The strange thing is, as audacious as these ads seem, they’re also soothing. “Everything will be fine,” they whisper. “Buy more stuff.”
If the cause of climate-changing emissions is overconsumption–of fuel but also of products–then advertisements are a big part of the problem. Perrier and Diesel are not the sole offenders, but the last thing we need is reassurance that altered, extreme climates will be tolerable with new clothes and bottled water.
I questioned writing this post for a couple of reasons. First, I’m extending the reach of the ad to people who may have chosen to live outside advertising’s reach. People who don’t want to be manipulated into buying things. People who don’t want to waste time and energy chasing material goods beyond basic needs. Second, it would be very easy to derail my argument like so: Now here’s a person who takes everything too seriously. Can’t we just sit back at the end of a long, hard workday and watch TV? Advertising is just that, advertising. It doesn’t actually affect anyone. It’s not so bad, watching this imaginative commercial, with rich colors and beautiful people and a lovely sense of resolution.
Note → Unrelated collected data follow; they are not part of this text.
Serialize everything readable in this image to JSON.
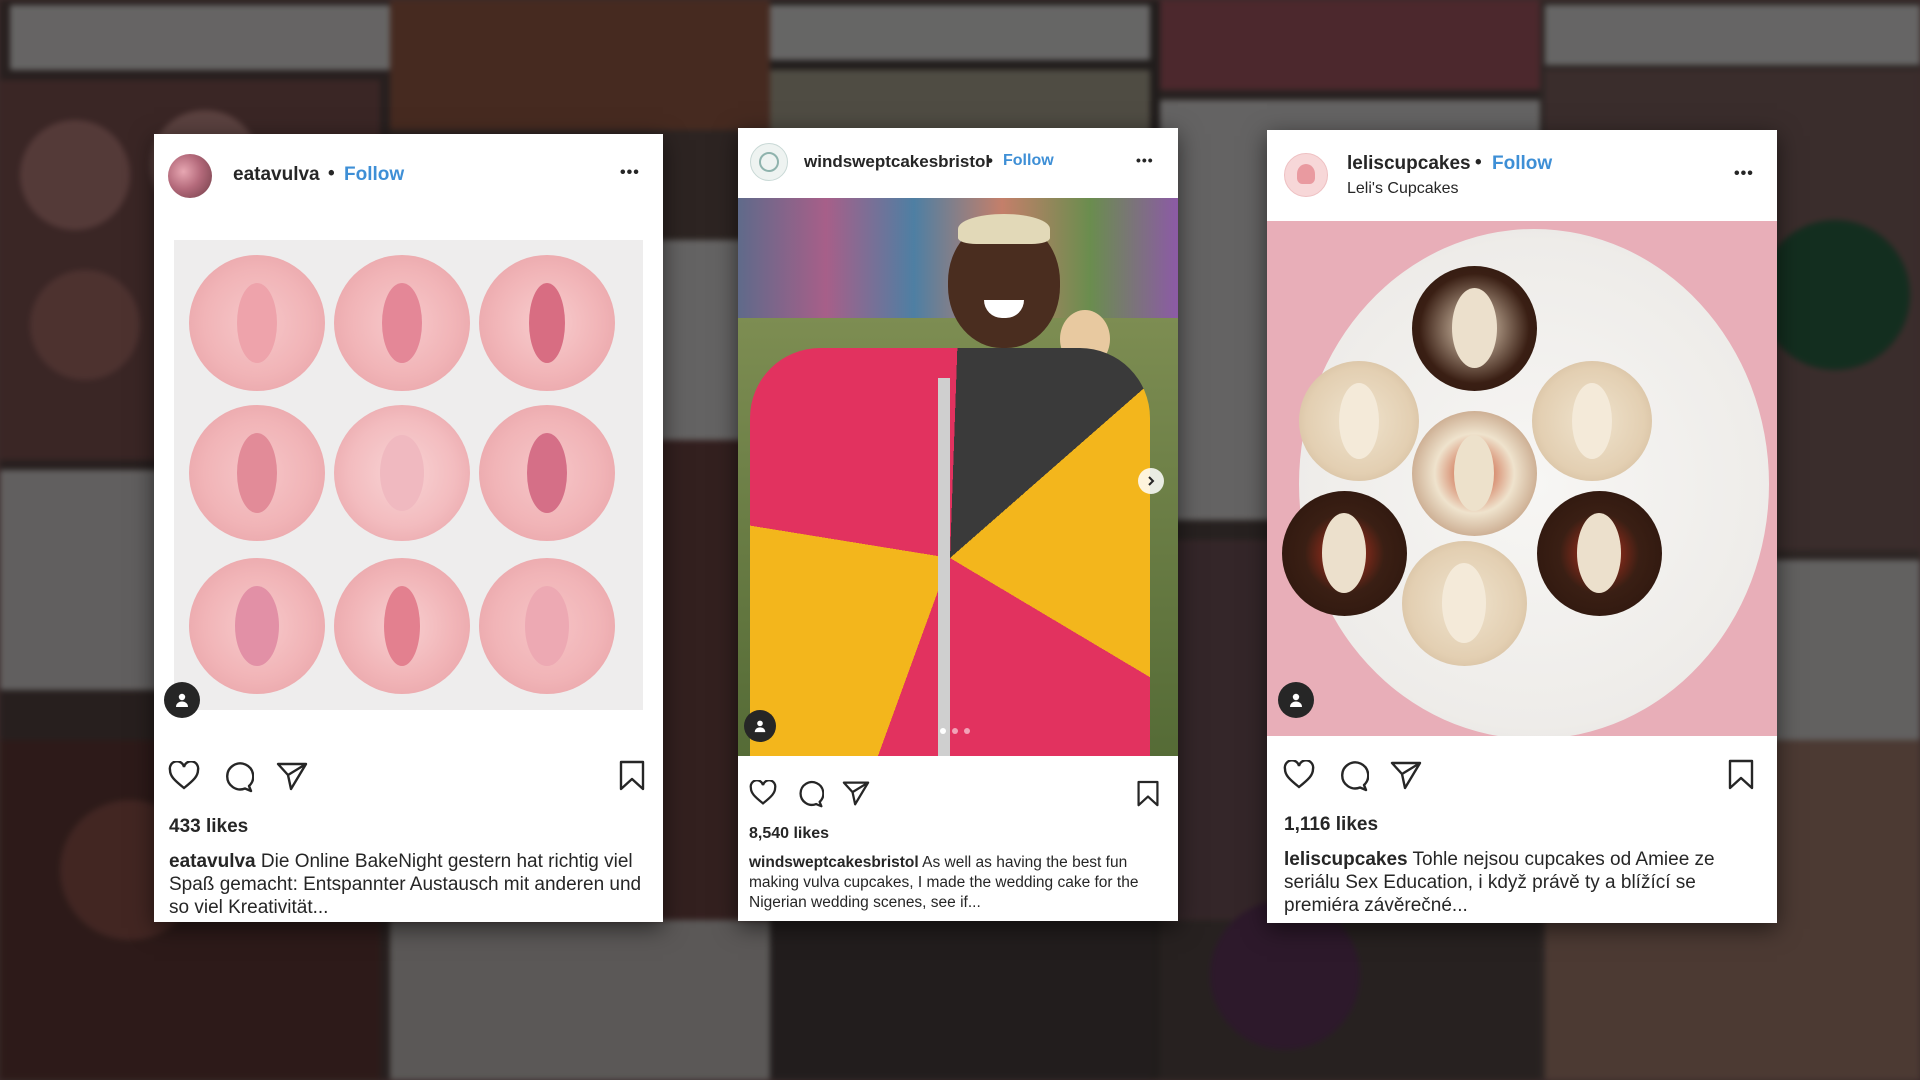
{
  "posts": [
    {
      "username": "eatavulva",
      "follow_label": "Follow",
      "subline": "",
      "likes": "433 likes",
      "caption_user": "eatavulva",
      "caption_text": "Die Online BakeNight gestern hat richtig viel Spaß gemacht: Entspannter Austausch mit anderen und so viel Kreativität...",
      "more_label": "•••"
    },
    {
      "username": "windsweptcakesbristol",
      "follow_label": "Follow",
      "subline": "",
      "likes": "8,540 likes",
      "caption_user": "windsweptcakesbristol",
      "caption_text": "As well as having the best fun making vulva cupcakes, I made the wedding cake for the Nigerian wedding scenes, see if...",
      "more_label": "•••"
    },
    {
      "username": "leliscupcakes",
      "follow_label": "Follow",
      "subline": "Leli's Cupcakes",
      "likes": "1,116 likes",
      "caption_user": "leliscupcakes",
      "caption_text": "Tohle nejsou cupcakes od Amiee ze seriálu Sex Education, i když právě ty a blížící se premiéra závěrečné...",
      "more_label": "•••"
    }
  ],
  "icons": [
    "heart-icon",
    "comment-icon",
    "share-icon",
    "bookmark-icon",
    "user-tag-icon",
    "chevron-right-icon",
    "more-icon"
  ],
  "colors": {
    "follow": "#3e8fd6",
    "text": "#262626",
    "card": "#ffffff"
  }
}
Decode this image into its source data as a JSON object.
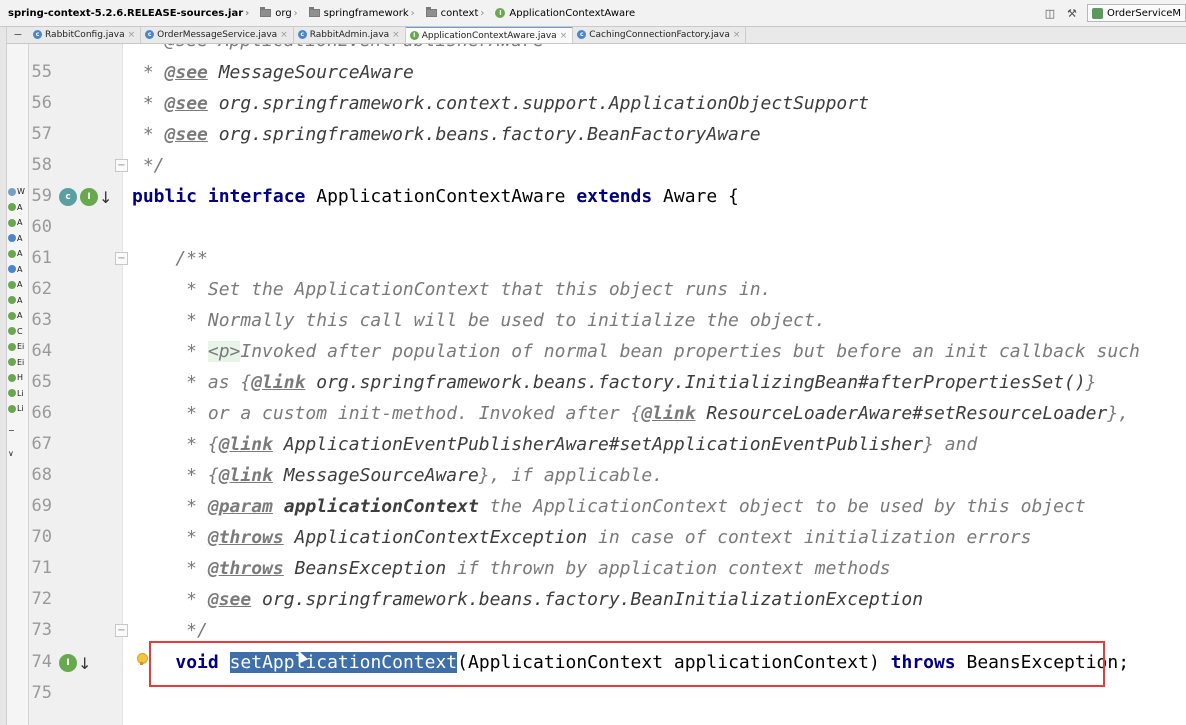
{
  "breadcrumb": {
    "jar": "spring-context-5.2.6.RELEASE-sources.jar",
    "items": [
      "org",
      "springframework",
      "context",
      "ApplicationContextAware"
    ]
  },
  "run_config": {
    "label": "OrderServiceM"
  },
  "tabs": [
    {
      "label": "RabbitConfig.java",
      "active": false
    },
    {
      "label": "OrderMessageService.java",
      "active": false
    },
    {
      "label": "RabbitAdmin.java",
      "active": false
    },
    {
      "label": "ApplicationContextAware.java",
      "active": true
    },
    {
      "label": "CachingConnectionFactory.java",
      "active": false
    }
  ],
  "tree_rows": [
    "W",
    "A",
    "A",
    "A",
    "A",
    "A",
    "A",
    "A",
    "A",
    "C",
    "Ei",
    "Ei",
    "H",
    "Li",
    "Li"
  ],
  "lines": {
    "l55": {
      "no": "55",
      "p1": " * ",
      "tag": "@see",
      "p2": " MessageSourceAware"
    },
    "l56": {
      "no": "56",
      "p1": " * ",
      "tag": "@see",
      "p2": " org.springframework.context.support.ApplicationObjectSupport"
    },
    "l57": {
      "no": "57",
      "p1": " * ",
      "tag": "@see",
      "p2": " org.springframework.beans.factory.BeanFactoryAware"
    },
    "l58": {
      "no": "58",
      "text": " */"
    },
    "l59": {
      "no": "59",
      "kw1": "public interface",
      "name": " ApplicationContextAware ",
      "kw2": "extends",
      "rest": " Aware {"
    },
    "l60": {
      "no": "60"
    },
    "l61": {
      "no": "61",
      "text": "    /**"
    },
    "l62": {
      "no": "62",
      "text": "     * Set the ApplicationContext that this object runs in."
    },
    "l63": {
      "no": "63",
      "text": "     * Normally this call will be used to initialize the object."
    },
    "l64": {
      "no": "64",
      "p1": "     * ",
      "html": "<p>",
      "p2": "Invoked after population of normal bean properties but before an init callback such"
    },
    "l65": {
      "no": "65",
      "p1": "     * as {",
      "tag": "@link",
      "val": " org.springframework.beans.factory.InitializingBean#afterPropertiesSet()",
      "p2": "}"
    },
    "l66": {
      "no": "66",
      "p1": "     * or a custom init-method. Invoked after {",
      "tag": "@link",
      "val": " ResourceLoaderAware#setResourceLoader",
      "p2": "},"
    },
    "l67": {
      "no": "67",
      "p1": "     * {",
      "tag": "@link",
      "val": " ApplicationEventPublisherAware#setApplicationEventPublisher",
      "p2": "} and"
    },
    "l68": {
      "no": "68",
      "p1": "     * {",
      "tag": "@link",
      "val": " MessageSourceAware",
      "p2": "}, if applicable."
    },
    "l69": {
      "no": "69",
      "p1": "     * ",
      "tag": "@param",
      "val": " applicationContext",
      "p2": " the ApplicationContext object to be used by this object"
    },
    "l70": {
      "no": "70",
      "p1": "     * ",
      "tag": "@throws",
      "val": " ApplicationContextException",
      "p2": " in case of context initialization errors"
    },
    "l71": {
      "no": "71",
      "p1": "     * ",
      "tag": "@throws",
      "val": " BeansException",
      "p2": " if thrown by application context methods"
    },
    "l72": {
      "no": "72",
      "p1": "     * ",
      "tag": "@see",
      "val": " org.springframework.beans.factory.BeanInitializationException"
    },
    "l73": {
      "no": "73",
      "text": "     */"
    },
    "l74": {
      "no": "74",
      "indent": "    ",
      "kw": "void",
      "sp": " ",
      "sel": "setApplicationContext",
      "rest1": "(ApplicationContext applicationContext) ",
      "kw2": "throws",
      "rest2": " BeansException;"
    },
    "l75": {
      "no": "75"
    },
    "top_partial": " * @see ApplicationEventPublisherAware"
  },
  "colors": {
    "highlight_box": "#e8393d",
    "selection": "#3f6fa8",
    "keyword": "#000080",
    "comment": "#7a7a7a"
  }
}
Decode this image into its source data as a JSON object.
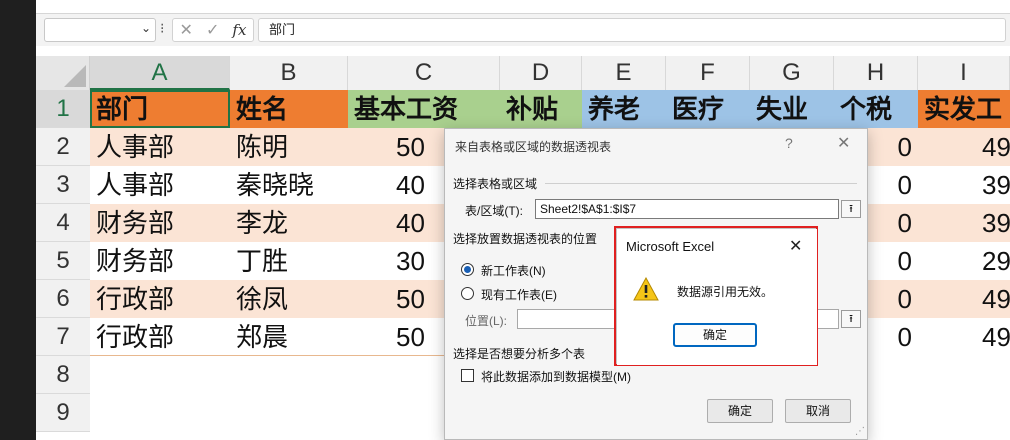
{
  "colors": {
    "orange": "#ee7d31",
    "peach": "#fbe4d5",
    "green": "#a9d08e",
    "blue": "#9dc3e6",
    "selection": "#217346",
    "alert_border": "#e02020"
  },
  "formula_bar": {
    "name_box_value": "",
    "separator": "⁝",
    "cancel_icon": "✕",
    "enter_icon": "✓",
    "fx_label": "fx",
    "formula_value": "部门"
  },
  "sheet": {
    "columns": [
      "A",
      "B",
      "C",
      "D",
      "E",
      "F",
      "G",
      "H",
      "I"
    ],
    "row_numbers": [
      "1",
      "2",
      "3",
      "4",
      "5",
      "6",
      "7",
      "8",
      "9"
    ],
    "header_row": [
      "部门",
      "姓名",
      "基本工资",
      "补贴",
      "养老",
      "医疗",
      "失业",
      "个税",
      "实发工"
    ],
    "rows": [
      {
        "dept": "人事部",
        "name": "陈明",
        "base": "50",
        "tax": "0",
        "net": "49"
      },
      {
        "dept": "人事部",
        "name": "秦晓晓",
        "base": "40",
        "tax": "0",
        "net": "39"
      },
      {
        "dept": "财务部",
        "name": "李龙",
        "base": "40",
        "tax": "0",
        "net": "39"
      },
      {
        "dept": "财务部",
        "name": "丁胜",
        "base": "30",
        "tax": "0",
        "net": "29"
      },
      {
        "dept": "行政部",
        "name": "徐凤",
        "base": "50",
        "tax": "0",
        "net": "49"
      },
      {
        "dept": "行政部",
        "name": "郑晨",
        "base": "50",
        "tax": "0",
        "net": "49"
      }
    ]
  },
  "pivot_dialog": {
    "title": "来自表格或区域的数据透视表",
    "help": "?",
    "close": "✕",
    "section_source": "选择表格或区域",
    "range_label": "表/区域(T):",
    "range_value": "Sheet2!$A$1:$I$7",
    "collapse_icon": "⭱",
    "section_location": "选择放置数据透视表的位置",
    "option_new": "新工作表(N)",
    "option_existing": "现有工作表(E)",
    "location_label": "位置(L):",
    "section_analyze": "选择是否想要分析多个表",
    "model_checkbox": "将此数据添加到数据模型(M)",
    "ok_label": "确定",
    "cancel_label": "取消"
  },
  "error_popup": {
    "title": "Microsoft Excel",
    "close": "✕",
    "message": "数据源引用无效。",
    "ok_label": "确定"
  }
}
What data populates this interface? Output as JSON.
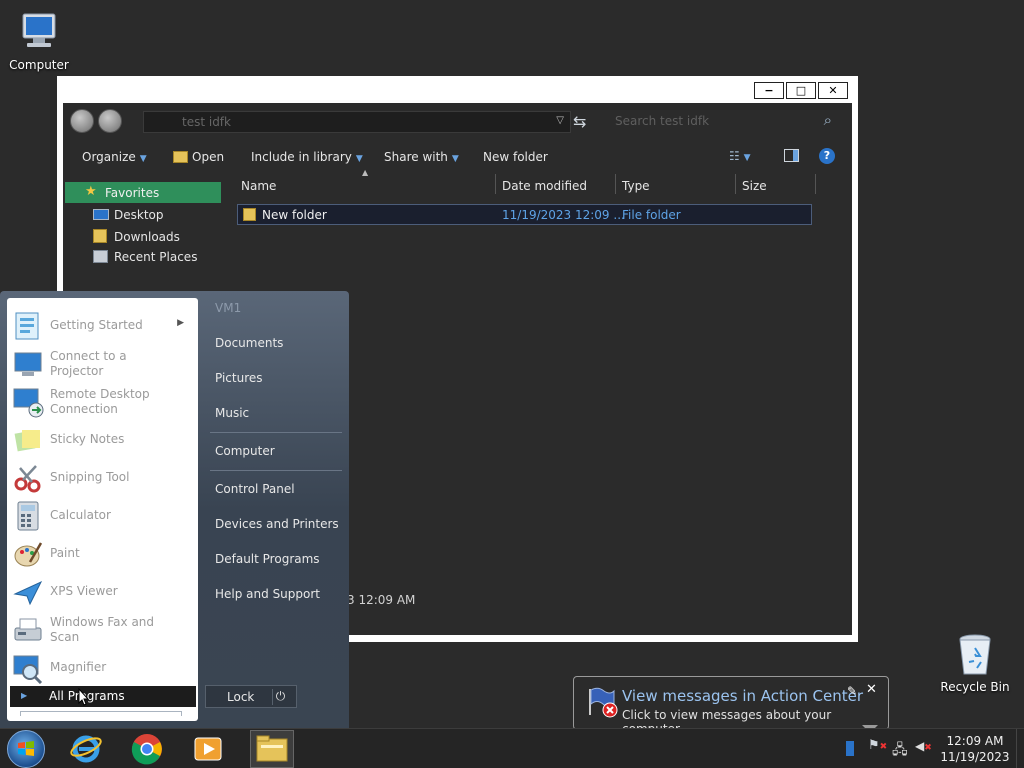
{
  "desktop": {
    "computer_label": "Computer",
    "recycle_label": "Recycle Bin"
  },
  "explorer": {
    "min_glyph": "−",
    "max_glyph": "□",
    "close_glyph": "✕",
    "address_text": "test idfk",
    "search_placeholder": "Search test idfk",
    "toolbar": {
      "organize": "Organize",
      "open": "Open",
      "include": "Include in library",
      "share": "Share with",
      "new_folder": "New folder"
    },
    "nav": {
      "favorites": "Favorites",
      "desktop": "Desktop",
      "downloads": "Downloads",
      "recent": "Recent Places"
    },
    "columns": {
      "name": "Name",
      "date": "Date modified",
      "type": "Type",
      "size": "Size"
    },
    "row": {
      "name": "New folder",
      "date": "11/19/2023 12:09 ...",
      "type": "File folder"
    },
    "details_fragment": "3 12:09 AM"
  },
  "startmenu": {
    "programs": [
      {
        "label": "Getting Started"
      },
      {
        "label": "Connect to a\nProjector"
      },
      {
        "label": "Remote Desktop\nConnection"
      },
      {
        "label": "Sticky Notes"
      },
      {
        "label": "Snipping Tool"
      },
      {
        "label": "Calculator"
      },
      {
        "label": "Paint"
      },
      {
        "label": "XPS Viewer"
      },
      {
        "label": "Windows Fax and\nScan"
      },
      {
        "label": "Magnifier"
      }
    ],
    "all_programs": "All Programs",
    "user": "VM1",
    "right": {
      "documents": "Documents",
      "pictures": "Pictures",
      "music": "Music",
      "computer": "Computer",
      "control_panel": "Control Panel",
      "devices": "Devices and Printers",
      "defaults": "Default Programs",
      "help": "Help and Support"
    },
    "lock": "Lock"
  },
  "notification": {
    "title": "View messages in Action Center",
    "body": "Click to view messages about your computer."
  },
  "tray": {
    "time": "12:09 AM",
    "date": "11/19/2023"
  },
  "colors": {
    "accent_green": "#2f8f5b",
    "link_blue": "#5ea3e6",
    "select_blue": "#1a1f2e"
  }
}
It makes me happy … and thirsty.
It may be true that I have no sense of humor, but in a situation this grave, why should I? Our government is not responding to dangerous levels of pollution. Our president couldn’t be bothered to attend Rio+20. A group of children sued the Environmental Protection Agency for neglecting to protect the atmosphere, and the case was dismissed by a U.S. District Judge who claimed it was out of his jurisdiction. Our legislators are too busy collecting bribes from Big Oil and Big Industry to create policies that would make sustainability economically attractive.
This is a failure of leadership and a failure of the market. We must respond by making climate change a high priority within the culture. That does not start with soothing advertisements from companies trying to make a dollar before the unpredictable rises up around us.